Eucalyptus subcrenulata was first formally described in 1929 by Joseph Maiden and William Blakely in Maiden's book A Critical Revision of the Genus Eucalyptus, from specimens he collected near Mount Field East in 1906. The specific epithet (subcrenulata) is derived from the Latin sub- meaning "somewhat" or "not completely" and crenulatus meaning "having small, rounded teeth", referring to the leaf edges.

This eucalypt is in the subgenus Symphyomyrtus, section Maidenaria, series Semiunicolores along with two other Tasmanian species, Tasmanian yellow gum (E. johnstonii), varnished gum (E. vernicosa) and two mainland species, Mt Imlay mallee (E. imlayensis) and Nunniong gum (E. elaeophloia.

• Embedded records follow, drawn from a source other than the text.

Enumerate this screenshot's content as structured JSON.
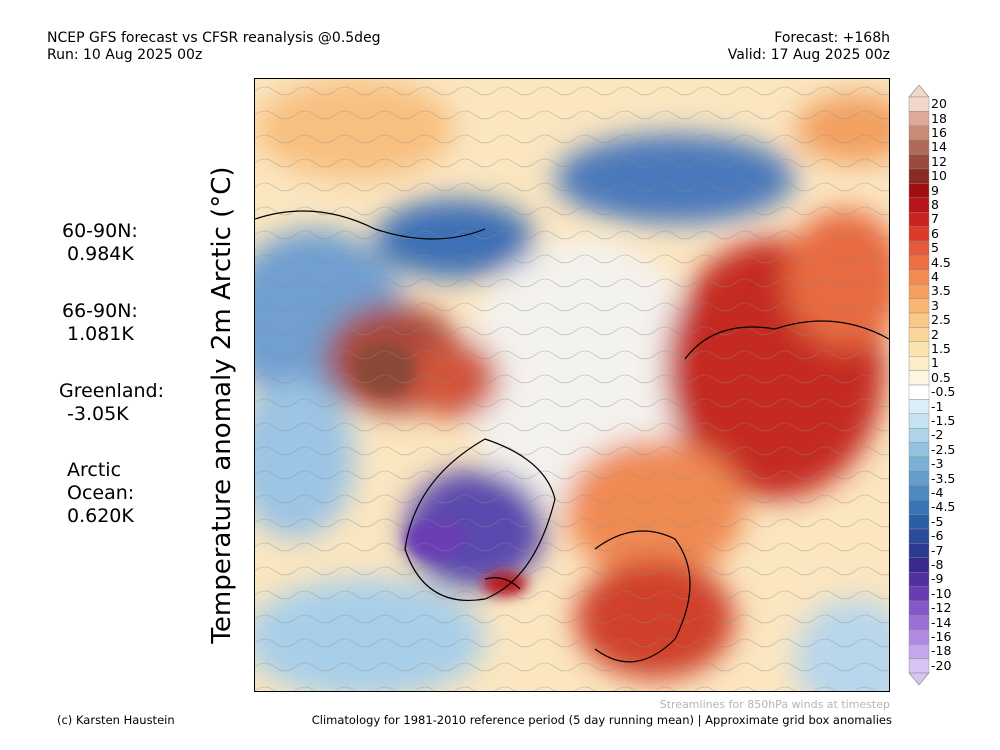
{
  "header": {
    "title": "NCEP GFS forecast vs CFSR reanalysis @0.5deg",
    "run": "Run: 10 Aug 2025 00z",
    "forecast": "Forecast: +168h",
    "valid": "Valid: 17 Aug 2025 00z"
  },
  "axis_label": "Temperature anomaly 2m Arctic (°C)",
  "stats": [
    {
      "label": "60-90N:",
      "value": "0.984K"
    },
    {
      "label": "66-90N:",
      "value": "1.081K"
    },
    {
      "label": "Greenland:",
      "value": "-3.05K"
    },
    {
      "label": "Arctic Ocean:",
      "value": "0.620K",
      "label_lines": [
        "Arctic",
        "Ocean:"
      ]
    }
  ],
  "colorbar": {
    "labels": [
      "20",
      "18",
      "16",
      "14",
      "12",
      "10",
      "9",
      "8",
      "7",
      "6",
      "5",
      "4.5",
      "4",
      "3.5",
      "3",
      "2.5",
      "2",
      "1.5",
      "1",
      "0.5",
      "-0.5",
      "-1",
      "-1.5",
      "-2",
      "-2.5",
      "-3",
      "-3.5",
      "-4",
      "-4.5",
      "-5",
      "-6",
      "-7",
      "-8",
      "-9",
      "-10",
      "-12",
      "-14",
      "-16",
      "-18",
      "-20"
    ],
    "colors": [
      "#f3d6cc",
      "#ddaa97",
      "#c98a76",
      "#b06a58",
      "#9a4a3c",
      "#8a2a20",
      "#a01010",
      "#b8161a",
      "#cc2222",
      "#dd3a2a",
      "#e55a3a",
      "#ee7042",
      "#f38a52",
      "#f6a060",
      "#f8b672",
      "#f9c886",
      "#fad69a",
      "#fbe3b0",
      "#fcedc8",
      "#fdf6e0",
      "#ffffff",
      "#dceef8",
      "#c6e2f2",
      "#aed4ea",
      "#94c3e0",
      "#7bb1d6",
      "#649ecb",
      "#4e89c0",
      "#3a74b4",
      "#2a5fa8",
      "#2a4a9c",
      "#2c3a90",
      "#3a2a8c",
      "#5230a0",
      "#6a3cb4",
      "#8458c6",
      "#9a70d6",
      "#b08ae2",
      "#c4a6ec",
      "#d8c4f4"
    ]
  },
  "footer": {
    "credit": "(c) Karsten Haustein",
    "climatology": "Climatology for 1981-2010 reference period (5 day running mean) | Approximate grid box anomalies",
    "streamlines": "Streamlines for 850hPa winds at timestep"
  }
}
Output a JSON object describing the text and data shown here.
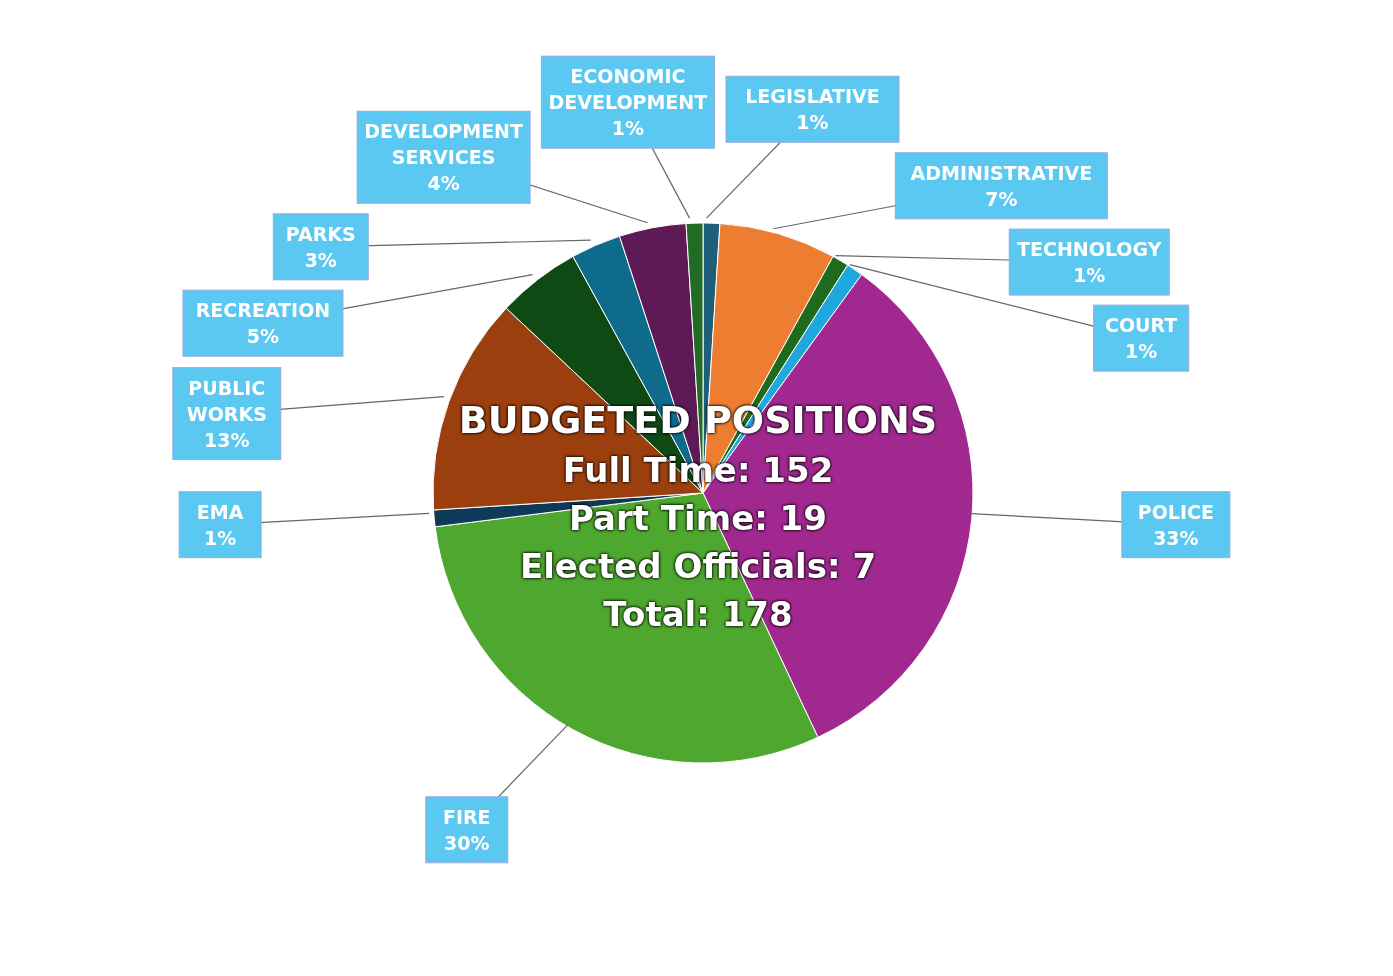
{
  "chart_data": {
    "type": "pie",
    "title": "BUDGETED POSITIONS",
    "categories": [
      "LEGISLATIVE",
      "ADMINISTRATIVE",
      "TECHNOLOGY",
      "COURT",
      "POLICE",
      "FIRE",
      "EMA",
      "PUBLIC WORKS",
      "RECREATION",
      "PARKS",
      "DEVELOPMENT SERVICES",
      "ECONOMIC DEVELOPMENT"
    ],
    "values": [
      1,
      7,
      1,
      1,
      33,
      30,
      1,
      13,
      5,
      3,
      4,
      1
    ],
    "value_labels": [
      "1%",
      "7%",
      "1%",
      "1%",
      "33%",
      "30%",
      "1%",
      "13%",
      "5%",
      "3%",
      "4%",
      "1%"
    ],
    "colors": [
      "#1f5f7a",
      "#ed7d31",
      "#1e6b1e",
      "#1fa8e0",
      "#a0288f",
      "#4ea72e",
      "#0e3a5a",
      "#9c3f0e",
      "#0f4a14",
      "#0e6b8c",
      "#5e1a55",
      "#216b24"
    ],
    "annotations": [
      "Full Time:  152",
      "Part Time:  19",
      "Elected Officials:  7",
      "Total:  178"
    ]
  }
}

Eucalypts in section Maidenaria have cotyledons with two lobes, flower buds in leaf axils and with two opercula, stamens with versatile anthers and flattened seeds with a ventral hilum. The species in the series Semiunicoloreshave smooth bark, juvenile leaves mostly arranged in opposite pairs and with toothed margins, glossy green crown leaves, flower buds in threes and sessile fruit.

Eucalyptus johnstonii tends to occur at lower altitudes than E. subcrenulata and E. vernicosa, usually a small-leaved shrub, at the highest. It is also similar to urn gum (E. urnigera) in series Orbiculares but that species is distinguished by its urn-shaped fruit. The mainland species have more greyish leaves.

Distribution and habitat

Eucalyptus subcrenulata grows on exposed ridges, plateaus and slopes in subalpine woodland on the central and western highlands of Tasmania, including in the Mount Field National Park and Great Western Tiers. It also occurs with E. coccifera in the more exposed subalpine woodlands.

Use in horticulture

Tasmanian alpine yellow gum grows best in well-drained soil in a sunny location. It is frost resistant but must be kept watered. It is recognised as being very cold-tolerant in both New Zealand and Britain. Evans (1986) even identified E. subcrenulata as being a promising species for planting in milder areas of the United Kingdom.